From the archives. Seriously, ask me questions or I'm just going to keep doing these stupid things.
1. Whasssssuuuupppppp?
Get out. If you answer your phone like this, get a better brain. Of course, my uncle, whenever he calls anyone he knows, starts with, "What're you doin'?" Before the days of caller ID (which for me was not that long ago) you'd pick up the phone and hear, "What're you doin'?" and for a second, no matter how many times it happened, wonder if this was the day you finally got an obscene phone call. I love Uncle Sam to death, but Jesus dude, what's wrong with, "Hey, it's your uncle?"
2. Where’s Waldo?
#2 in this article. There, you're welcome.
3. The best part of waking up is?
Sex. I hate waking up, but since you can't really enjoy sex when you're asleep, it's probably the best part of waking up.
4. Got Milk?
Actually, we do currently have some because we got a hankering for cookies and milk. Usually we don't. And as I'm unlikely to ever produce my own, that's probably where it'll be.
5. Have you driven a Ford lately?
No. I can't think of the last time I drove a Ford. I've never owned one. Maybe a truck I drove for work at some point was a Ford?
6. What would you do for a Klondike bar?
Very little because I don't care for them. Most of them are vanilla, which I don't like, and they're just not my thing in general. I would do plenty for a good brownie though.
7. Pardon me, do you have any Grey Poupon?
I don't think I do. I like Grey Poupon but even if I get Dijon mustard it's usually generic because I'm poor and only suckers buy the brand unless it's demonstrably better than the generic. Seriously, buy generic. Yes, there are some things which are better, but until you know, buy generic. A lot of the time, (trade secret) the generic is made by the same company that produces the brand name item. Seriously, this is true. At my supermarket, the generic ketchup is made by Heinz, the chain buys it in bulk and then packages it as the store brand. No, I don't mean buy sketchy generics from the dollar store, but if you've got a market you trust, the store brand is usually just as good if not better plus way cheaper.
8. Do you Yahoo?
Does anyone? Wait, don't answer that. You shouldn't. I'm not saying you have to sell your soul to Google, but Yahoo has a very bad track record.

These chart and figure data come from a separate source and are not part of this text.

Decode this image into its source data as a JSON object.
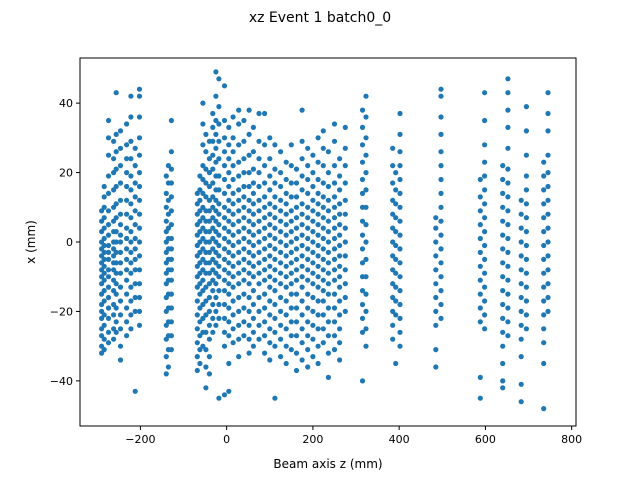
{
  "chart_data": {
    "type": "scatter",
    "title": "xz Event 1 batch0_0",
    "xlabel": "Beam axis z (mm)",
    "ylabel": "x (mm)",
    "xlim": [
      -340,
      810
    ],
    "ylim": [
      -53,
      53
    ],
    "xticks": [
      -200,
      0,
      200,
      400,
      600,
      800
    ],
    "yticks": [
      -40,
      -20,
      0,
      20,
      40
    ],
    "grid": false,
    "marker_color": "#1f77b4",
    "columns": [
      {
        "z": -290,
        "x": [
          -32,
          -30,
          -27,
          -25,
          -22,
          -20,
          -18,
          -15,
          -12,
          -10,
          -8,
          -6,
          -4,
          -2,
          0,
          3,
          6,
          9
        ]
      },
      {
        "z": -284,
        "x": [
          -31,
          -28,
          -24,
          -21,
          -17,
          -14,
          -11,
          -9,
          -7,
          -5,
          -3,
          -1,
          1,
          4,
          7,
          10,
          13,
          16
        ]
      },
      {
        "z": -274,
        "x": [
          -29,
          -26,
          -22,
          -19,
          -16,
          -13,
          -10,
          -8,
          -5,
          -3,
          -1,
          2,
          5,
          9,
          14,
          19,
          25,
          30,
          35
        ]
      },
      {
        "z": -262,
        "x": [
          -28,
          -25,
          -21,
          -18,
          -14,
          -11,
          -8,
          -6,
          -4,
          -2,
          0,
          3,
          6,
          10,
          15,
          20,
          24,
          29
        ]
      },
      {
        "z": -256,
        "x": [
          -26,
          -23,
          -19,
          -15,
          -12,
          -9,
          -6,
          -3,
          0,
          3,
          7,
          11,
          16,
          21,
          26,
          31,
          43
        ]
      },
      {
        "z": -246,
        "x": [
          -34,
          -30,
          -25,
          -21,
          -17,
          -13,
          -9,
          -6,
          -3,
          0,
          2,
          5,
          8,
          12,
          17,
          22,
          27,
          32
        ]
      },
      {
        "z": -232,
        "x": [
          -27,
          -23,
          -19,
          -15,
          -11,
          -8,
          -5,
          -2,
          1,
          4,
          8,
          12,
          16,
          20,
          24,
          28,
          34
        ]
      },
      {
        "z": -222,
        "x": [
          -25,
          -21,
          -17,
          -13,
          -9,
          -6,
          -3,
          0,
          3,
          7,
          11,
          15,
          19,
          24,
          29,
          36,
          42
        ]
      },
      {
        "z": -212,
        "x": [
          -43,
          -20,
          -16,
          -12,
          -8,
          -5,
          -2,
          1,
          5,
          9,
          13,
          17,
          22,
          27
        ]
      },
      {
        "z": -202,
        "x": [
          -24,
          -20,
          -16,
          -12,
          -8,
          -4,
          0,
          4,
          8,
          12,
          16,
          20,
          25,
          30,
          36,
          42,
          44
        ]
      },
      {
        "z": -140,
        "x": [
          -38,
          -33,
          -28,
          -24,
          -20,
          -16,
          -12,
          -9,
          -6,
          -3,
          0,
          3,
          6,
          10,
          14,
          19
        ]
      },
      {
        "z": -135,
        "x": [
          -36,
          -31,
          -27,
          -23,
          -19,
          -15,
          -11,
          -8,
          -5,
          -2,
          1,
          4,
          8,
          12,
          17,
          22
        ]
      },
      {
        "z": -128,
        "x": [
          -31,
          -27,
          -23,
          -19,
          -15,
          -11,
          -8,
          -5,
          -2,
          1,
          5,
          9,
          13,
          17,
          21,
          26,
          35
        ]
      },
      {
        "z": -68,
        "x": [
          -37,
          -33,
          -29,
          -25,
          -21,
          -17,
          -13,
          -10,
          -7,
          -4,
          -1,
          2,
          5,
          8,
          11,
          14
        ]
      },
      {
        "z": -62,
        "x": [
          -35,
          -31,
          -27,
          -23,
          -19,
          -15,
          -12,
          -9,
          -6,
          -3,
          0,
          3,
          6,
          9,
          12,
          15,
          19
        ]
      },
      {
        "z": -55,
        "x": [
          -30,
          -26,
          -22,
          -18,
          -14,
          -11,
          -8,
          -5,
          -2,
          1,
          4,
          7,
          10,
          14,
          18,
          22,
          28,
          34,
          40
        ]
      },
      {
        "z": -48,
        "x": [
          -42,
          -36,
          -31,
          -26,
          -21,
          -17,
          -13,
          -9,
          -6,
          -3,
          0,
          3,
          6,
          9,
          13,
          17,
          21,
          26,
          31
        ]
      },
      {
        "z": -40,
        "x": [
          -38,
          -33,
          -28,
          -24,
          -20,
          -16,
          -12,
          -9,
          -6,
          -3,
          0,
          3,
          6,
          9,
          12,
          16,
          20,
          24,
          29
        ]
      },
      {
        "z": -32,
        "x": [
          -26,
          -22,
          -18,
          -14,
          -11,
          -8,
          -5,
          -2,
          1,
          4,
          7,
          10,
          13,
          17,
          21,
          25,
          29,
          33,
          37
        ]
      },
      {
        "z": -25,
        "x": [
          -24,
          -20,
          -16,
          -12,
          -9,
          -6,
          -3,
          0,
          3,
          6,
          9,
          12,
          15,
          19,
          23,
          27,
          31,
          35,
          42,
          49
        ]
      },
      {
        "z": -18,
        "x": [
          -45,
          -22,
          -18,
          -14,
          -10,
          -7,
          -4,
          -1,
          2,
          5,
          8,
          11,
          15,
          19,
          24,
          29,
          34,
          39,
          47
        ]
      },
      {
        "z": -5,
        "x": [
          -44,
          -30,
          -26,
          -22,
          -18,
          -14,
          -11,
          -8,
          -5,
          -2,
          1,
          4,
          7,
          10,
          14,
          18,
          22,
          26,
          30,
          35,
          45
        ]
      },
      {
        "z": 5,
        "x": [
          -43,
          -35,
          -27,
          -23,
          -19,
          -15,
          -12,
          -9,
          -6,
          -3,
          0,
          3,
          6,
          9,
          12,
          16,
          20,
          24,
          28,
          33
        ]
      },
      {
        "z": 15,
        "x": [
          -29,
          -25,
          -21,
          -17,
          -13,
          -10,
          -7,
          -4,
          -1,
          2,
          5,
          8,
          11,
          14,
          18,
          22,
          26,
          30,
          36
        ]
      },
      {
        "z": 28,
        "x": [
          -33,
          -28,
          -24,
          -20,
          -16,
          -12,
          -9,
          -6,
          -3,
          0,
          3,
          6,
          9,
          12,
          15,
          19,
          23,
          28,
          34,
          38
        ]
      },
      {
        "z": 40,
        "x": [
          -27,
          -23,
          -19,
          -15,
          -11,
          -8,
          -5,
          -2,
          1,
          4,
          7,
          10,
          13,
          16,
          20,
          24,
          29,
          35
        ]
      },
      {
        "z": 52,
        "x": [
          -32,
          -28,
          -24,
          -20,
          -16,
          -12,
          -9,
          -6,
          -3,
          0,
          3,
          6,
          9,
          12,
          16,
          20,
          25,
          31,
          38
        ]
      },
      {
        "z": 62,
        "x": [
          -30,
          -26,
          -22,
          -18,
          -14,
          -10,
          -7,
          -4,
          -1,
          2,
          5,
          8,
          11,
          14,
          17,
          21,
          26,
          33
        ]
      },
      {
        "z": 75,
        "x": [
          -28,
          -24,
          -20,
          -16,
          -12,
          -9,
          -6,
          -3,
          0,
          3,
          6,
          9,
          12,
          16,
          20,
          24,
          29,
          37
        ]
      },
      {
        "z": 88,
        "x": [
          -32,
          -27,
          -23,
          -19,
          -15,
          -11,
          -8,
          -5,
          -2,
          1,
          4,
          7,
          10,
          13,
          17,
          22,
          28,
          37
        ]
      },
      {
        "z": 100,
        "x": [
          -34,
          -29,
          -25,
          -21,
          -17,
          -13,
          -10,
          -7,
          -4,
          -1,
          2,
          5,
          8,
          11,
          15,
          19,
          24,
          30
        ]
      },
      {
        "z": 112,
        "x": [
          -45,
          -30,
          -26,
          -22,
          -18,
          -14,
          -11,
          -8,
          -5,
          -2,
          1,
          4,
          7,
          10,
          13,
          17,
          21,
          28
        ]
      },
      {
        "z": 125,
        "x": [
          -33,
          -28,
          -24,
          -20,
          -16,
          -12,
          -9,
          -6,
          -3,
          0,
          3,
          6,
          9,
          12,
          16,
          20,
          26
        ]
      },
      {
        "z": 138,
        "x": [
          -35,
          -30,
          -25,
          -21,
          -17,
          -13,
          -10,
          -7,
          -4,
          -1,
          2,
          5,
          8,
          11,
          14,
          18,
          23
        ]
      },
      {
        "z": 150,
        "x": [
          -31,
          -27,
          -23,
          -19,
          -15,
          -12,
          -9,
          -6,
          -3,
          0,
          3,
          6,
          9,
          13,
          17,
          22,
          28
        ]
      },
      {
        "z": 162,
        "x": [
          -37,
          -32,
          -27,
          -23,
          -19,
          -15,
          -11,
          -8,
          -5,
          -2,
          1,
          4,
          7,
          10,
          13,
          17,
          21
        ]
      },
      {
        "z": 175,
        "x": [
          -34,
          -29,
          -25,
          -21,
          -17,
          -13,
          -10,
          -7,
          -4,
          -1,
          2,
          5,
          8,
          11,
          15,
          19,
          24,
          29,
          38
        ]
      },
      {
        "z": 188,
        "x": [
          -36,
          -31,
          -27,
          -23,
          -19,
          -15,
          -11,
          -8,
          -5,
          -2,
          1,
          4,
          7,
          10,
          14,
          18,
          22,
          27
        ]
      },
      {
        "z": 200,
        "x": [
          -33,
          -28,
          -24,
          -20,
          -16,
          -12,
          -9,
          -6,
          -3,
          0,
          3,
          6,
          9,
          12,
          16,
          20,
          25
        ]
      },
      {
        "z": 212,
        "x": [
          -35,
          -30,
          -25,
          -21,
          -17,
          -13,
          -10,
          -7,
          -4,
          -1,
          2,
          5,
          8,
          11,
          14,
          18,
          23,
          30
        ]
      },
      {
        "z": 224,
        "x": [
          -29,
          -25,
          -21,
          -17,
          -14,
          -11,
          -8,
          -5,
          -2,
          1,
          4,
          7,
          10,
          13,
          17,
          22,
          27,
          32
        ]
      },
      {
        "z": 236,
        "x": [
          -39,
          -32,
          -27,
          -23,
          -19,
          -15,
          -12,
          -9,
          -6,
          -3,
          0,
          3,
          6,
          9,
          12,
          16,
          20,
          26
        ]
      },
      {
        "z": 250,
        "x": [
          -31,
          -27,
          -23,
          -19,
          -15,
          -11,
          -8,
          -5,
          -2,
          1,
          4,
          7,
          10,
          13,
          17,
          22,
          29,
          34
        ]
      },
      {
        "z": 262,
        "x": [
          -34,
          -29,
          -25,
          -21,
          -17,
          -13,
          -10,
          -7,
          -4,
          -1,
          2,
          5,
          8,
          11,
          15,
          19,
          24
        ]
      },
      {
        "z": 275,
        "x": [
          -20,
          -16,
          -12,
          -8,
          -4,
          0,
          4,
          8,
          12,
          17,
          22,
          27,
          33
        ]
      },
      {
        "z": 315,
        "x": [
          -40,
          -26,
          -22,
          -18,
          -14,
          -10,
          -6,
          -2,
          2,
          6,
          10,
          14,
          18,
          23,
          28,
          33,
          38
        ]
      },
      {
        "z": 323,
        "x": [
          -30,
          -25,
          -20,
          -15,
          -10,
          -5,
          0,
          5,
          10,
          15,
          20,
          25,
          30,
          36,
          42
        ]
      },
      {
        "z": 385,
        "x": [
          -28,
          -24,
          -20,
          -16,
          -12,
          -8,
          -4,
          0,
          4,
          8,
          12,
          17,
          22,
          27
        ]
      },
      {
        "z": 392,
        "x": [
          -35,
          -21,
          -17,
          -13,
          -9,
          -5,
          -1,
          3,
          7,
          11,
          15,
          20
        ]
      },
      {
        "z": 402,
        "x": [
          -30,
          -26,
          -22,
          -18,
          -14,
          -10,
          -6,
          -2,
          2,
          6,
          10,
          14,
          18,
          22,
          26,
          31,
          37
        ]
      },
      {
        "z": 485,
        "x": [
          -36,
          -31,
          -24,
          -20,
          -16,
          -12,
          -8,
          -4,
          0,
          4,
          7
        ]
      },
      {
        "z": 497,
        "x": [
          -22,
          -18,
          -14,
          -10,
          -6,
          -2,
          2,
          6,
          10,
          14,
          18,
          22,
          26,
          31,
          36,
          42,
          44
        ]
      },
      {
        "z": 588,
        "x": [
          -45,
          -39,
          -23,
          -19,
          -15,
          -11,
          -7,
          -3,
          1,
          5,
          9,
          13,
          18
        ]
      },
      {
        "z": 598,
        "x": [
          -25,
          -21,
          -17,
          -13,
          -9,
          -5,
          -1,
          3,
          7,
          11,
          15,
          19,
          23,
          28,
          35,
          43
        ]
      },
      {
        "z": 640,
        "x": [
          -42,
          -40,
          -35,
          -30,
          -26,
          -22,
          -18,
          -14,
          -10,
          -6,
          -2,
          2,
          6,
          10,
          14,
          18,
          22
        ]
      },
      {
        "z": 652,
        "x": [
          -27,
          -23,
          -19,
          -15,
          -11,
          -7,
          -3,
          1,
          5,
          9,
          13,
          17,
          21,
          27,
          33,
          38,
          43,
          47
        ]
      },
      {
        "z": 683,
        "x": [
          -46,
          -41,
          -33,
          -28,
          -24,
          -20,
          -16,
          -12,
          -8,
          -4,
          0,
          4,
          8,
          12
        ]
      },
      {
        "z": 695,
        "x": [
          -25,
          -21,
          -17,
          -13,
          -9,
          -5,
          -1,
          3,
          7,
          11,
          15,
          19,
          25,
          32,
          39
        ]
      },
      {
        "z": 735,
        "x": [
          -48,
          -35,
          -29,
          -25,
          -21,
          -17,
          -13,
          -9,
          -5,
          -1,
          3,
          7,
          11,
          15,
          19,
          23
        ]
      },
      {
        "z": 745,
        "x": [
          -20,
          -16,
          -12,
          -8,
          -4,
          0,
          4,
          8,
          12,
          16,
          20,
          25,
          32,
          37,
          43
        ]
      }
    ]
  }
}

Bonus: Is a picture worth a thousand words? Elaborate.
The right picture is perhaps a substitute for the right thousand words. But there's a reason we don't scrawl on cave walls with our own feces any more, and it's because language is descriptive in a way that images aren't. Images are also descriptive in a way language isn't. Sometimes yes, sometimes no. Also, we don't like dying of fecal bacterial infections when appreciating art, to say nothing of the smell. No, I'm not being serious and yes, I think cave paintings are wonderful. Just that I bet there were words to go along with them which didn't get preserved.
But we should all agree that, "If a picture paints a thousand words, then why can't I paint you?" is just comically awful as a lyric. Seriously Bread, get your head out of your ass. I get what you're trying to say, but if a guy ever said that to me I'd laugh in his face.